Небольшой был местный драмтеатр, но внутри уютный. Охватывало подковой зрительный зал приземистое фойе. Вдоль стен, точно в маленьких аукционах, стыдливо зябли обнажённые Венеры и воображали развязные кучерявые Аполлоны. Кто с фиговым листочком, кто – просто так…

«И это – искусство, а? – словно больной, тоскливо спрашивал у фотографа Меньшова спутник его – Колотузов Пётр, местный живописец с базара. – Тьфу!» И «тьфу» это было каким-то неуверенным, вопросительным. Просящим будто даже.

Меньшов с ужасом топил лысенькую головёнку в свои тощие плечи подростка. С поспешным ужасом. Руки широко разводил: «Петя, какой разговор? – ни в какие ворота!» Вёл друга и собутыльника от расстройства к настоящему искусству. В боковой коридор. Где на стене, на фотографиях, был как бы распят весь коллектив актёров и актрис театра. Работал всех их он, Меньшов – коренной житель Отрываловки, главный фотограф базара! Все головы барашковые актрис в портреты он втиснул наискось. Почти поперёк. И заставил загадочно и обещающе улыбаться… Актёры же все – будто задавили дыхание. Как мужественные кирпичи. Будто в милиции они. На опознании… Друзья подходили к ещё одной стене. К передовикам. Тоже сработанным Меньшовым. Сбил он их в какие-то очень выстраданные групповщины: нелегко вам воздалось, товарищи, нелегко. Знаю – и уважаю…

А у вешалок, напротив, уже теснились, вылезали из шапок девственные лысины мужчин, из шалей-паутинок выходили на волю осторожные, напряжённые причёски женщин. И по всему фойе перекатывалось радостное оживление наконец-то скучившихся людей.

В самом зале, в обособленной, взвешенной над зрителями ложе суетится главреж. Всем обликом похож он на длинного и тощего Дон Кихота. Но Дон Кихота омоложённого, что ли. Как бы излечившегося. Всемирно скорбящая складка на переносице преобразовалась у него в озабоченную, деловую. Он гнётся, ломается, усаживает на бархатное кресло плотного мужчину во френче цвета стали, с бритой, точно из толстой резины, головой. Супруга бритоголового, заталкиваясь в номерное кресло рядом, положила программку на грудь свою, как на журнальный столик. И на фоне двух больших этих возящихся тел сама ложа выглядела зыбко, ненадёжно. Как-то качельно. Казалось, висит она на одних только бархатных портьерах, и толкни её из коридора ногой – зараскачивается над залом обмирающе, опасно, как в цирке.

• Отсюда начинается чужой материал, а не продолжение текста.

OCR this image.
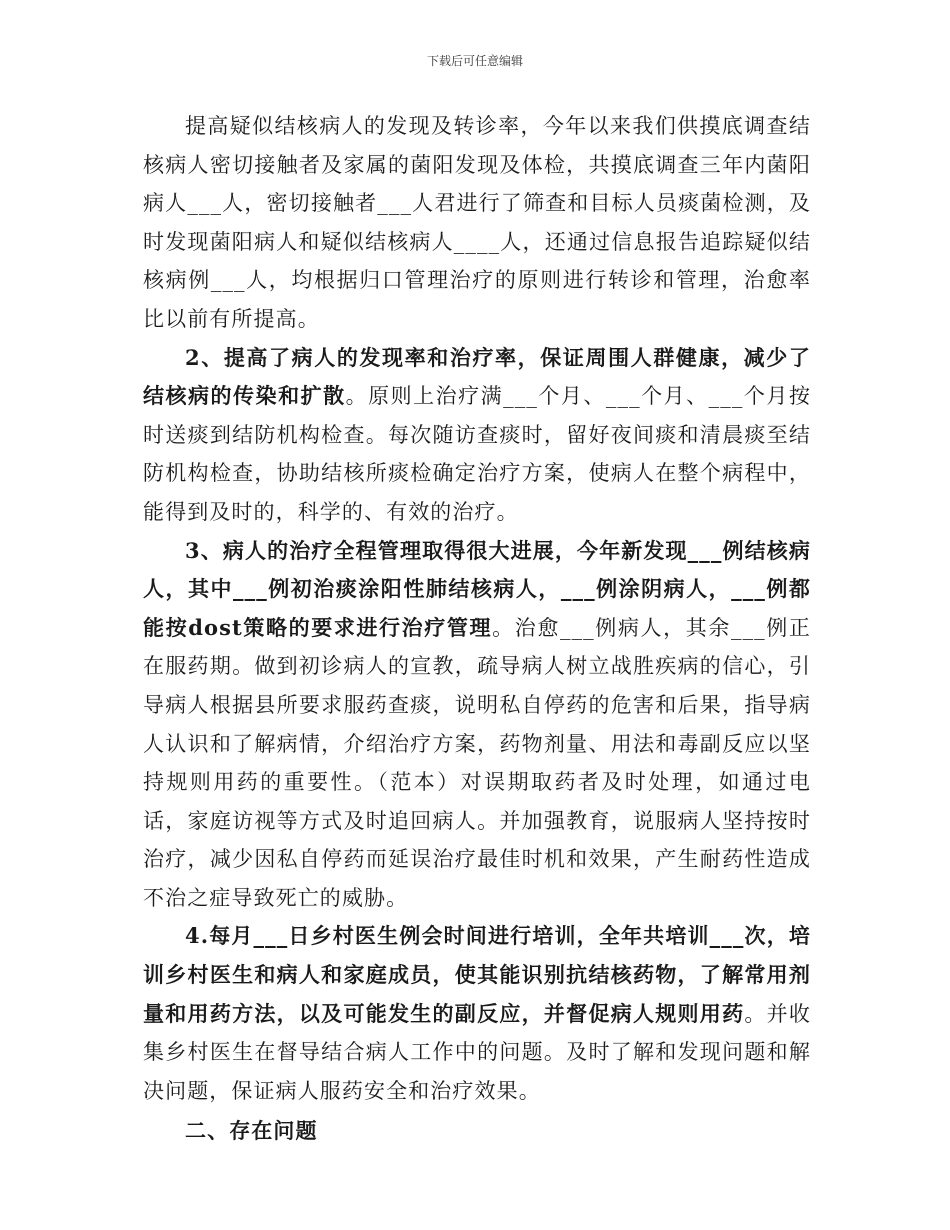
下载后可任意编辑

提高疑似结核病人的发现及转诊率，今年以来我们供摸底调查结核病人密切接触者及家属的菌阳发现及体检，共摸底调查三年内菌阳病人___人，密切接触者___人君进行了筛查和目标人员痰菌检测，及时发现菌阳病人和疑似结核病人____人，还通过信息报告追踪疑似结核病例___人，均根据归口管理治疗的原则进行转诊和管理，治愈率比以前有所提高。

2、提高了病人的发现率和治疗率，保证周围人群健康，减少了结核病的传染和扩散。原则上治疗满___个月、___个月、___个月按时送痰到结防机构检查。每次随访查痰时，留好夜间痰和清晨痰至结防机构检查，协助结核所痰检确定治疗方案，使病人在整个病程中，能得到及时的，科学的、有效的治疗。

3、病人的治疗全程管理取得很大进展，今年新发现___例结核病人，其中___例初治痰涂阳性肺结核病人，___例涂阴病人，___例都能按dost策略的要求进行治疗管理。治愈___例病人，其余___例正在服药期。做到初诊病人的宣教，疏导病人树立战胜疾病的信心，引导病人根据县所要求服药查痰，说明私自停药的危害和后果，指导病人认识和了解病情，介绍治疗方案，药物剂量、用法和毒副反应以坚持规则用药的重要性。（范本）对误期取药者及时处理，如通过电话，家庭访视等方式及时追回病人。并加强教育，说服病人坚持按时治疗，减少因私自停药而延误治疗最佳时机和效果，产生耐药性造成不治之症导致死亡的威胁。

4.每月___日乡村医生例会时间进行培训，全年共培训___次，培训乡村医生和病人和家庭成员，使其能识别抗结核药物，了解常用剂量和用药方法，以及可能发生的副反应，并督促病人规则用药。并收集乡村医生在督导结合病人工作中的问题。及时了解和发现问题和解决问题，保证病人服药安全和治疗效果。

二、存在问题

В театре сегодня праздник – премьера. Давалась пьеса из времён гражданской войны. Ложа смотрела, смотрела на эту пьесу «из времён гражданской войны», долго крепилась. Не выдержала. Велела призвать этого чёртова режиссёра, понимаешь! Призвали. «Ты чо народу кажешь?» (В это время на сцене разворачивался пьяный русский загул. Под наяривающую плясовую Мишиных музыкантов, истерично вскрикивая, плясали какие-то полуодетые особы. В расстёгнутых кителях – всклоченные, дикие – орали песню пьяные белогвардейские офицеры; бесшабашно размахивали бутафорскими бутылками.) Главреж смутился. Он облысел даже под Станиславского, однако имел свой метод. Приклонившись к разгневанному уху, стал трепетно орать: «Это дикая оргия-пляска в стане врага, Викула Иванович. В белогвардейском, так сказать, стане. Последние судороги умирающего класса. И мы со всей желчью, со всем сарказмом обличаем… Мой творческий метод…» – «Да где метод? Где обличаем? В зал вон посмотри!..» А народ с упоением притопывал, прихлопывал в такт Мишиной разудало несущейся музыке. На сцене одичавшим медведем разгуливал Градов. Сунул в рот бутылку, как соску. На стул пал – и вдруг кинул себе на колени визжащую бабёнку. Бутылку выплюнул и, высвобождая девку из одежд, начал глодать плечо её, будто жёлтый батон; при этом рычал на весь театр, глуша музыку. Сама девка задрыгала ногами – и с ловкостью циркачки выкинула в воздух лифчик. Как карточку визитную. За лифчиком – другие интимнейшие штуки полетели. Из оркестровой – Миша – жару наддал. Что началось!